/il-scaling-in-games

Official code repo of "Scaling Laws for Imitation Learning in Single-Agent Games"

Primary LanguagePython

Scaling Laws for Imitation Learning in Single-Agent Games

Official code repo for the paper "Scaling Laws for Imitation Learning in Single-Agent Games".

Downloading NetHack Weights ⬇️

Please download the model weights for our forecasted NetHack experiment from the following links:

You can use gdown to download these using the command line. Simply install gdown using pip install gdown and then run the following commands:

  • LSTM model: gdown 'https://drive.google.com/uc?id=1tWxA92qkat7Uee8SKMNsj-BV1K9ENExl'
  • LSTM flags: gdown 'https://drive.google.com/uc?id=1yyvbhq-yBF6q3lWCtfrIiyB1NdhTr5l2'
  • Mamba model: gdown 'https://drive.google.com/uc?id=1LbgA-yTDOe3VDd3-iGHyJrh0FXgDKlJ3'

Make sure to place these files in a folder named nethack_files in the root directory of this repo.

Note

The Mamba model weights originate from follow-up experiments and are not used in the paper. However, they achieve strong performance (~9.5k on Human Monk) and are provided here in case they are helpful for the community.

Installation 🔌

Clone the repository and run the following command in the root directory:

pip install -e .

Then run install from requirements.txt:

pip install -r requirements.txt

If you plan on using the Mamba model, make sure to also install the following packages:

pip install causal-conv1d==1.2.0
pip install mamba-ssm==1.1.1
pip install hydra-core --upgrade

Running the sample script 🚀

LSTM

Once everything is installed, you can simply run

python3 -m il_scale.nethack.v1.rollout --parameter_file conf/rollout_example.parameters

The hyperparameters in conf/rollout_example.parameters are set to reproduce the numbers in the paper.

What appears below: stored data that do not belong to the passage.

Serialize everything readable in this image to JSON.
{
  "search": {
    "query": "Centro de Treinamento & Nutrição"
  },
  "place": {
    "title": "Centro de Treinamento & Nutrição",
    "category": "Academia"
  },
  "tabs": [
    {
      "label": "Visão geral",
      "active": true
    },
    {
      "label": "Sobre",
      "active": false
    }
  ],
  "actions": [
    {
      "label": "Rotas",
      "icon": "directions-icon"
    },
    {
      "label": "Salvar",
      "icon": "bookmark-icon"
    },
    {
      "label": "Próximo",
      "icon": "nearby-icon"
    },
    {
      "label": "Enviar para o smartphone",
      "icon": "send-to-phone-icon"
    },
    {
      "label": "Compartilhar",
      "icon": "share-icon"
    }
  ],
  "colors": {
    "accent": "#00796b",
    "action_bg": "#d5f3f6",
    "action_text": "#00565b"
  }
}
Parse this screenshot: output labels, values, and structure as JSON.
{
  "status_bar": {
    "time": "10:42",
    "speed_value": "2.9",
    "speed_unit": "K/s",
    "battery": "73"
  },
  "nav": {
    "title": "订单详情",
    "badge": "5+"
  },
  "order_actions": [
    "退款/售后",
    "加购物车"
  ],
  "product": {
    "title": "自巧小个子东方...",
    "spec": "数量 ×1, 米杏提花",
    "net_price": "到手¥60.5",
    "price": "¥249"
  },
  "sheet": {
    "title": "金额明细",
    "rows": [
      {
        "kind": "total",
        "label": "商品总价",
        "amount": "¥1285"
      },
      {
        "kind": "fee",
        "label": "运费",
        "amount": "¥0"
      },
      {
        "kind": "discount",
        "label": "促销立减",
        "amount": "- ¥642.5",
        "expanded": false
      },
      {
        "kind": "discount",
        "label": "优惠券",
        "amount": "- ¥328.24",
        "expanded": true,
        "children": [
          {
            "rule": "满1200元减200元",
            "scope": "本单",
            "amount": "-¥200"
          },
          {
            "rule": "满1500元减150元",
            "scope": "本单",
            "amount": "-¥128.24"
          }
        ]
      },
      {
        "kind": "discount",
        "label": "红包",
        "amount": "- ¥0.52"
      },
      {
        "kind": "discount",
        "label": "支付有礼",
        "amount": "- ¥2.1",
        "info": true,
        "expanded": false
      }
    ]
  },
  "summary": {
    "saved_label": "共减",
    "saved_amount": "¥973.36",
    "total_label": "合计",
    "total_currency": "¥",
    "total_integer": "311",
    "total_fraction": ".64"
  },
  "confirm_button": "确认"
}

You can also change the hyperparameters to run your own experiments.

Note

The num_actors flag is currently set to 1. If you want to run multiple actors in parallel to speed things up (recommended), you can simply increase this number.

Mamba 🐍

To run the Mamba model, you can run the following command:

python3 -u -m il_scale.nethack.v2.rollout +nethack/rollouts=rollout_mamba

Training your own models 🏋️‍♂️

To start training your own models, you can use the following command:

python3 -m il_scale.nethack.v2.train_nethack_il +nethack/exp=train_sample

Tip

In order to successfully run the training script, you'll need to have a dataset of AutoAscend trajectories named nld-aa-human-monk.